Two women’s stories are interwoven in this dual-period novel about love, loss, and betrayal. Readers get pieces of two women’s stories and wonder how they will all come together in the end. Trenow begins with Maria Romano’s turn-of-the-20th-century tale about becoming a seamstress at Buckingham Palace, which seems believable enough, but was she also Prince Edward’s lover? In present-day England, newly single and unemployed Caroline Meadows finds a quilt that holds many memories for her and was even more important to her grandmother. But where did it come from, and is it as unusual as it seems? How is it connected to Helena Hall Mental Hospital? Readers will piece the puzzles together at about the same pace as Caroline, making for a nice mixture of page-turning mystery and comfortable, homey story of a woman nearing forty, making a new kind of life for herself.

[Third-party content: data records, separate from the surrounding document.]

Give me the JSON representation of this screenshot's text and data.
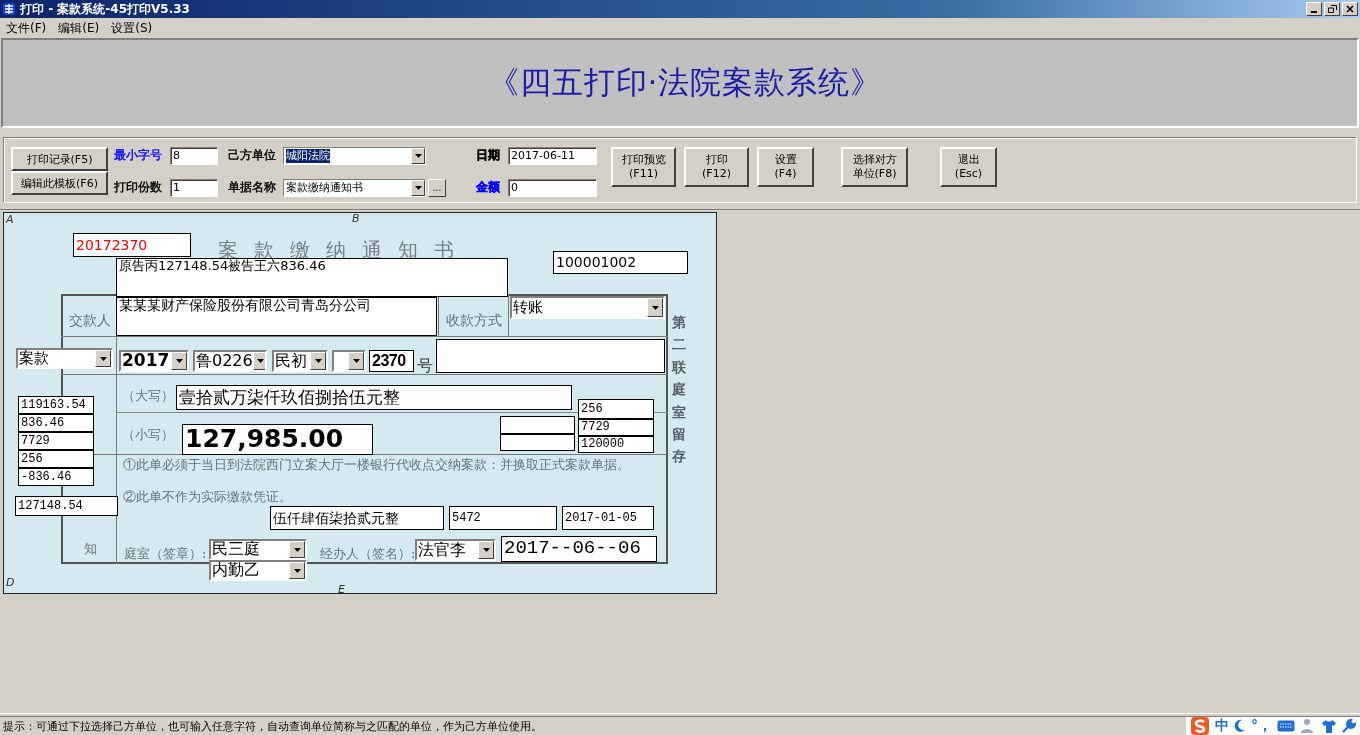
{
  "window": {
    "title": "打印 - 案款系统-45打印V5.33"
  },
  "menu": [
    "文件(F)",
    "编辑(E)",
    "设置(S)"
  ],
  "banner": {
    "title": "《四五打印·法院案款系统》"
  },
  "toolbar": {
    "left_buttons": [
      {
        "label": "打印记录(F5)"
      },
      {
        "label": "编辑此模板(F6)"
      }
    ],
    "fields": [
      {
        "label": "最小字号",
        "color": "#0000ff",
        "bold": false,
        "kind": "input",
        "value": "8"
      },
      {
        "label": "打印份数",
        "color": "#000000",
        "bold": false,
        "kind": "input",
        "value": "1"
      },
      {
        "label": "己方单位",
        "color": "#000000",
        "bold": false,
        "kind": "select",
        "value": "城阳法院",
        "highlighted": true
      },
      {
        "label": "单据名称",
        "color": "#000000",
        "bold": false,
        "kind": "select",
        "value": "案款缴纳通知书",
        "highlighted": false,
        "more": "..."
      },
      {
        "label": "日期",
        "color": "#000000",
        "bold": true,
        "kind": "input",
        "value": "2017-06-11"
      },
      {
        "label": "金额",
        "color": "#0000ff",
        "bold": true,
        "kind": "input",
        "value": "0"
      }
    ],
    "buttons": [
      {
        "label": "打印预览",
        "key": "(F11)"
      },
      {
        "label": "打印",
        "key": "(F12)"
      },
      {
        "label": "设置",
        "key": "(F4)"
      },
      {
        "label": "选择对方",
        "key": "单位(F8)"
      },
      {
        "label": "退出",
        "key": "(Esc)"
      }
    ]
  },
  "form": {
    "labels": [
      "案款缴纳通知书",
      "交款人",
      "收款方式",
      "号",
      "（大写）",
      "（小写）",
      "①此单必须于当日到法院西门立案大厅一楼银行代收点交纳案款：并换取正式案款单据。",
      "②此单不作为实际缴款凭证。",
      "知",
      "庭室（签章）:",
      "经办人（签名）:",
      "第二联庭室留存",
      "A",
      "B",
      "D",
      "E"
    ],
    "fields": [
      {
        "kind": "text",
        "value": "20172370"
      },
      {
        "kind": "text",
        "value": "原告丙127148.54被告王六836.46"
      },
      {
        "kind": "text",
        "value": "100001002"
      },
      {
        "kind": "text",
        "value": "某某某财产保险股份有限公司青岛分公司"
      },
      {
        "kind": "select",
        "value": "转账"
      },
      {
        "kind": "select",
        "value": "案款"
      },
      {
        "kind": "select",
        "value": "2017"
      },
      {
        "kind": "select",
        "value": "鲁0226"
      },
      {
        "kind": "select",
        "value": "民初"
      },
      {
        "kind": "select"
      },
      {
        "kind": "text",
        "value": "2370"
      },
      {
        "kind": "text"
      },
      {
        "kind": "text",
        "value": "119163.54"
      },
      {
        "kind": "text",
        "value": "836.46"
      },
      {
        "kind": "text",
        "value": "7729"
      },
      {
        "kind": "text",
        "value": "256"
      },
      {
        "kind": "text",
        "value": "-836.46"
      },
      {
        "kind": "text",
        "value": "壹拾贰万柒仟玖佰捌拾伍元整"
      },
      {
        "kind": "text",
        "value": "127,985.00"
      },
      {
        "kind": "text"
      },
      {
        "kind": "text"
      },
      {
        "kind": "text",
        "value": "256"
      },
      {
        "kind": "text",
        "value": "7729"
      },
      {
        "kind": "text",
        "value": "120000"
      },
      {
        "kind": "text",
        "value": "127148.54"
      },
      {
        "kind": "text",
        "value": "伍仟肆佰柒拾贰元整"
      },
      {
        "kind": "text",
        "value": "5472"
      },
      {
        "kind": "text",
        "value": "2017-01-05"
      },
      {
        "kind": "select",
        "value": "民三庭"
      },
      {
        "kind": "select",
        "value": "内勤乙"
      },
      {
        "kind": "select",
        "value": "法官李"
      },
      {
        "kind": "text",
        "value": "2017--06--06"
      }
    ]
  },
  "status_bar": {
    "text": "提示：可通过下拉选择己方单位，也可输入任意字符，自动查询单位简称与之匹配的单位，作为己方单位使用。"
  },
  "tray": {
    "ime": "中",
    "punct": "°，"
  }
}
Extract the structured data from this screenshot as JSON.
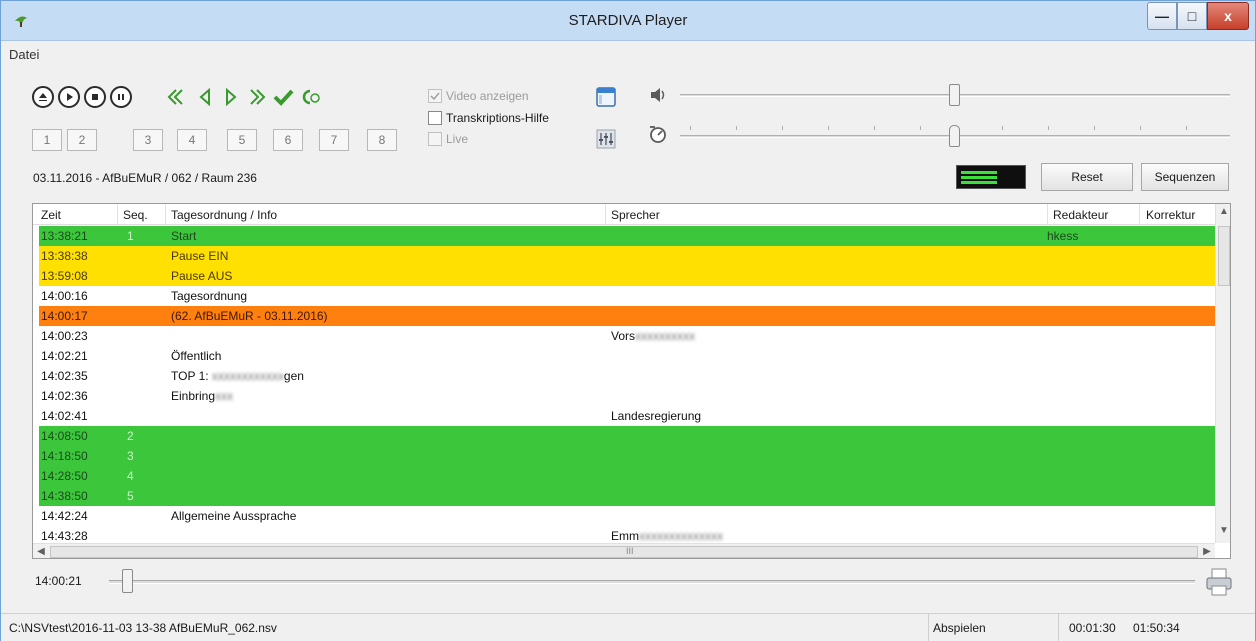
{
  "window": {
    "title": "STARDIVA Player",
    "minimize": "—",
    "maximize": "□",
    "close": "x"
  },
  "menu": {
    "file": "Datei"
  },
  "transport": {
    "eject_icon": "eject-icon",
    "play_icon": "play-icon",
    "stop_icon": "stop-icon",
    "pause_icon": "pause-icon",
    "green_icons": [
      "skip-back-icon",
      "step-back-icon",
      "step-forward-icon",
      "skip-forward-icon",
      "check-icon",
      "loop-icon"
    ]
  },
  "sequence_buttons": [
    "1",
    "2",
    "3",
    "4",
    "5",
    "6",
    "7",
    "8"
  ],
  "options": {
    "video": {
      "label": "Video anzeigen",
      "checked": true,
      "disabled": true
    },
    "transcription": {
      "label": "Transkriptions-Hilfe",
      "checked": false,
      "disabled": false
    },
    "live": {
      "label": "Live",
      "checked": false,
      "disabled": true
    }
  },
  "session": {
    "label": "03.11.2016 - AfBuEMuR / 062 / Raum 236"
  },
  "buttons": {
    "reset": "Reset",
    "sequences": "Sequenzen"
  },
  "table": {
    "columns": [
      "Zeit",
      "Seq.",
      "Tagesordnung / Info",
      "Sprecher",
      "Redakteur",
      "Korrektur"
    ],
    "rows": [
      {
        "time": "13:38:21",
        "seq": "1",
        "info": "Start",
        "speaker": "",
        "editor": "hkess",
        "color": "green"
      },
      {
        "time": "13:38:38",
        "seq": "",
        "info": "Pause EIN",
        "speaker": "",
        "editor": "",
        "color": "yellow"
      },
      {
        "time": "13:59:08",
        "seq": "",
        "info": "Pause AUS",
        "speaker": "",
        "editor": "",
        "color": "yellow"
      },
      {
        "time": "14:00:16",
        "seq": "",
        "info": "Tagesordnung",
        "speaker": "",
        "editor": "",
        "color": "white"
      },
      {
        "time": "14:00:17",
        "seq": "",
        "info": "(62. AfBuEMuR - 03.11.2016)",
        "speaker": "",
        "editor": "",
        "color": "orange"
      },
      {
        "time": "14:00:23",
        "seq": "",
        "info": "",
        "speaker": "Vors",
        "editor": "",
        "color": "white"
      },
      {
        "time": "14:02:21",
        "seq": "",
        "info": "Öffentlich",
        "speaker": "",
        "editor": "",
        "color": "white"
      },
      {
        "time": "14:02:35",
        "seq": "",
        "info": "TOP 1: ",
        "speaker": "",
        "editor": "",
        "color": "white"
      },
      {
        "time": "14:02:36",
        "seq": "",
        "info": "Einbring",
        "speaker": "",
        "editor": "",
        "color": "white"
      },
      {
        "time": "14:02:41",
        "seq": "",
        "info": "",
        "speaker": "Landesregierung",
        "editor": "",
        "color": "white"
      },
      {
        "time": "14:08:50",
        "seq": "2",
        "info": "",
        "speaker": "",
        "editor": "",
        "color": "green"
      },
      {
        "time": "14:18:50",
        "seq": "3",
        "info": "",
        "speaker": "",
        "editor": "",
        "color": "green"
      },
      {
        "time": "14:28:50",
        "seq": "4",
        "info": "",
        "speaker": "",
        "editor": "",
        "color": "green"
      },
      {
        "time": "14:38:50",
        "seq": "5",
        "info": "",
        "speaker": "",
        "editor": "",
        "color": "green"
      },
      {
        "time": "14:42:24",
        "seq": "",
        "info": "Allgemeine Aussprache",
        "speaker": "",
        "editor": "",
        "color": "white"
      },
      {
        "time": "14:43:28",
        "seq": "",
        "info": "",
        "speaker": "Emm",
        "editor": "",
        "color": "white"
      }
    ],
    "hscroll_grip": "III"
  },
  "playback": {
    "position": "14:00:21"
  },
  "status": {
    "file": "C:\\NSVtest\\2016-11-03 13-38 AfBuEMuR_062.nsv",
    "mode": "Abspielen",
    "elapsed": "00:01:30",
    "total": "01:50:34"
  },
  "colors": {
    "green": "#3cc63c",
    "yellow": "#ffe000",
    "orange": "#ff7f0f",
    "accent": "#3a9a2e"
  }
}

Trenow’s historical detail regarding mental hospitals and fabric is not only specific but also integral to the story and at times quite emotional. She does an excellent job of weaving the plot action with the historical information. The pattern of the quilt helps unwind the mystery surrounding it, and ambitious readers can visit Trenow’s website to find an actual pattern to create their own version of Caroline’s quilt.

You do not have to be a quilter, however, to be drawn into the stories of these two women. The book is ultimately about people, our memories, and the lengths we will go to in order to protect ourselves and each other. It’s a compelling read, and I highly recommend this book.